De uma forma geral, a doutrina não é aplicada se um termo estrangeiro tiver desenvolvido um significado alternativo dentro do mercado relevante que difira do significado da tradução do termo para inglês, e se a prova mostrar que o significado alternativo seria compreendido pelos consumidores.

Para ilustrar este fator, consideremos a marca em francês “CORDON BLEU” (cuja tradução para inglês é “fita azul”) que, no entanto, não seria traduzida nem teria o mesmo significado para o consumidor americano, uma vez que CORDON BLEU remete para uma “cozinha de grande perícia”, de acordo com as entradas dos dicionários americanos.

Para concluir, com o objetivo de reduzir a confusão linguística no processo de registo e de comparação de marcas, os Institutos poderão recorrer a algumas linhas de orientação bastante úteis.
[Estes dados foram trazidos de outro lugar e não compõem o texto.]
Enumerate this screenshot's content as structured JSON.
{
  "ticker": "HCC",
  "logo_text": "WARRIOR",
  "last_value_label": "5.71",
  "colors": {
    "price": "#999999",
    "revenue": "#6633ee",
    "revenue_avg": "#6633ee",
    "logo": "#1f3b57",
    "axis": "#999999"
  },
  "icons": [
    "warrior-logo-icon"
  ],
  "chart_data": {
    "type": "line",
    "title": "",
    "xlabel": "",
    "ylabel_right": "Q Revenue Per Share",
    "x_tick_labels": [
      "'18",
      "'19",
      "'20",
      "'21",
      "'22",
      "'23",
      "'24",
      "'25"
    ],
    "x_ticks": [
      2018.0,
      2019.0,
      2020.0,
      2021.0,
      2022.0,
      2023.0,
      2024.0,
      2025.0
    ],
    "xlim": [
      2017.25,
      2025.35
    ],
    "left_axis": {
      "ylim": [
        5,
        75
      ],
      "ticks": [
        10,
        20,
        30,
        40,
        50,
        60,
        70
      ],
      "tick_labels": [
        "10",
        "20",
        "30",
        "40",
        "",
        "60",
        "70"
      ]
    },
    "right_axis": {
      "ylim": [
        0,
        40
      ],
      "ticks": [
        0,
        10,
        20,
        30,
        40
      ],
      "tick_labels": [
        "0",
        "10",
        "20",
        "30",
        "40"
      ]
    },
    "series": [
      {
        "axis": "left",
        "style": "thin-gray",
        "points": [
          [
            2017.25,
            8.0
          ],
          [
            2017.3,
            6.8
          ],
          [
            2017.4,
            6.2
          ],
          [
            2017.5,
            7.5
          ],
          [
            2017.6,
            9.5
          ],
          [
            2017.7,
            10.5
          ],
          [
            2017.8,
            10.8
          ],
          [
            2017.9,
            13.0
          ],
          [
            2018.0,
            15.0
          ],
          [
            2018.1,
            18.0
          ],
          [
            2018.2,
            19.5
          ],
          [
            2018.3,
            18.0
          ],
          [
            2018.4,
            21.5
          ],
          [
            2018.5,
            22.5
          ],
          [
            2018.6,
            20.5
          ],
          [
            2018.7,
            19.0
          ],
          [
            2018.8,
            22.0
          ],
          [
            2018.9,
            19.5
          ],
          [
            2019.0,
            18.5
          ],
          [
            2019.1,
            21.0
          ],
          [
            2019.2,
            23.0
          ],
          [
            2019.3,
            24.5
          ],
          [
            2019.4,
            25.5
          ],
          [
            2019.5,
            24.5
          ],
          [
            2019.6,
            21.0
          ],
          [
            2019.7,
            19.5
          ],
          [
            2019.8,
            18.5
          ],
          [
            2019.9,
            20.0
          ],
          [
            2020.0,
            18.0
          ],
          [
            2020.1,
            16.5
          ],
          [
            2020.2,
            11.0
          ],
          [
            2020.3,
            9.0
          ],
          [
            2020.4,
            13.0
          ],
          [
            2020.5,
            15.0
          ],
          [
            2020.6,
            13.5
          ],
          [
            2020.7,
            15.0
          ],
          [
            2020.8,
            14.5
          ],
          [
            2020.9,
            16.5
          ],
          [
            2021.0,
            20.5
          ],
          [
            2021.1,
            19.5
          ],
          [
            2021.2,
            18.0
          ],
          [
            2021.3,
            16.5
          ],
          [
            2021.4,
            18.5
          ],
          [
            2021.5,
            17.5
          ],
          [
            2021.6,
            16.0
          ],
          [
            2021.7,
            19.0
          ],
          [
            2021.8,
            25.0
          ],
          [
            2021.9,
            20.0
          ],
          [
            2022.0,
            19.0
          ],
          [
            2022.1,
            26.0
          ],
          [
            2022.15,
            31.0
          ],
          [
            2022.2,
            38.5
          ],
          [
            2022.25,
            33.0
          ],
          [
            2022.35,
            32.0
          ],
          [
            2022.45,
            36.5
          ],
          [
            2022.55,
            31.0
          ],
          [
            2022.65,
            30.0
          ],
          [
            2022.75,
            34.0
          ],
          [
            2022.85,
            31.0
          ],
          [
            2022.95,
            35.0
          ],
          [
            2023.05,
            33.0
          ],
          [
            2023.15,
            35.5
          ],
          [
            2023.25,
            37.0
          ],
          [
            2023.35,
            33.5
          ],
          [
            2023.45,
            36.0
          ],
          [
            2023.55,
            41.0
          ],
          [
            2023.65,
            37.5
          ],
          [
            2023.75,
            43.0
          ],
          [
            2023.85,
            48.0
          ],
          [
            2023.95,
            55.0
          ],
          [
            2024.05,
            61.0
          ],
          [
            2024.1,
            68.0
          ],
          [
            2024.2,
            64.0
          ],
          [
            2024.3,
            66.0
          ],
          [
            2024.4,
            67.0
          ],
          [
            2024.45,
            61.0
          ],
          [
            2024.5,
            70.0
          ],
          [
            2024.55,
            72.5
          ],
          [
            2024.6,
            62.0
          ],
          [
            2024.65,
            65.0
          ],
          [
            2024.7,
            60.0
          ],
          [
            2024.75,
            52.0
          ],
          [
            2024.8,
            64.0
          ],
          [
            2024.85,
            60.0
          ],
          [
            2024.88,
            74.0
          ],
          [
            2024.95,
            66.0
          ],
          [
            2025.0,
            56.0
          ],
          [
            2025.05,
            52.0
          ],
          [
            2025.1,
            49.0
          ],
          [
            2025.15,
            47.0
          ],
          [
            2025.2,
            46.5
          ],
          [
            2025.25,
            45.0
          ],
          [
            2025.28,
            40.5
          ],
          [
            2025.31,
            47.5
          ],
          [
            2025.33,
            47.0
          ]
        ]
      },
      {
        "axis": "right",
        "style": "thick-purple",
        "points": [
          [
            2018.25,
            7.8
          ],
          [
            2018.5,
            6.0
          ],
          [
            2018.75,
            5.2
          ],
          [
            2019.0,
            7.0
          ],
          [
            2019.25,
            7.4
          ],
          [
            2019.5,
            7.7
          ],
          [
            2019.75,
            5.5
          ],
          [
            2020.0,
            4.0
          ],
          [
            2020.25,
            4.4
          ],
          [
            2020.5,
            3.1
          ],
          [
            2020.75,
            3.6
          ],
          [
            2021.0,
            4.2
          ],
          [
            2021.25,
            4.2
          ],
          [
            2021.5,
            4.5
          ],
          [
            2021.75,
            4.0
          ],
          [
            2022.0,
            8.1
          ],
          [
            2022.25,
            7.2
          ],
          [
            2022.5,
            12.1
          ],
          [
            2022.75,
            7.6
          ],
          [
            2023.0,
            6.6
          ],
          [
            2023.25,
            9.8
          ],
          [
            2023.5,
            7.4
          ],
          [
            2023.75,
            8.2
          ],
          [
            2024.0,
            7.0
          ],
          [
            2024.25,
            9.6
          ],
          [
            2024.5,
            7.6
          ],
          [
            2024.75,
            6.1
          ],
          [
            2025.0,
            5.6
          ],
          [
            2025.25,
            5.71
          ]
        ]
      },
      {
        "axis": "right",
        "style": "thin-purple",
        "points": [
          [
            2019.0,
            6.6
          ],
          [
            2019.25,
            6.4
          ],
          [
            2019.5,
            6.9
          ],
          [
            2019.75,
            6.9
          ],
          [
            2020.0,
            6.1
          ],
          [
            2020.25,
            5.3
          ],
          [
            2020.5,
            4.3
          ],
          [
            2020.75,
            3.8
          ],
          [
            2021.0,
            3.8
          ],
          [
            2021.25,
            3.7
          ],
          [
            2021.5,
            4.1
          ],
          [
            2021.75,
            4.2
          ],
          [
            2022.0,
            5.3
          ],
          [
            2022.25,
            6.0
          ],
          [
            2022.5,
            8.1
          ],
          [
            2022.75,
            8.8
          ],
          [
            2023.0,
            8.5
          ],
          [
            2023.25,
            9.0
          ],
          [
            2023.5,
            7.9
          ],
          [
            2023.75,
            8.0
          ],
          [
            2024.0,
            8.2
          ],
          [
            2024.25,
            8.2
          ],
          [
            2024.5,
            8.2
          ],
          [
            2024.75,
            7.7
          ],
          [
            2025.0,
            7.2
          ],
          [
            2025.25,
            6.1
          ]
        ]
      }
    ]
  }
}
De acordo com as que mencionámos acima, dando enfase à doutrina dos equivalentes estrangeiros do USPTO, os examinadores têm acesso a algumas orientações essenciais para atestarem quando devem ou não aplicar a doutrina, nomeadamente, se a tradução para inglês é inequivocamente literal e direta; se a língua estrangeira é comum, moderna e não rara; se a marca tem um significado alternativo, ou, se no mercado relevante ou no ambiente comercial, no qual a marca é utilizada, a tradução é muito ou pouco provável. Posto isto, a decisão do examinador dependerá sempre da prova da tradução. Se o termo estrangeiro tiver um equivalente direto em inglês, então, a doutrina será geralmente aplicada.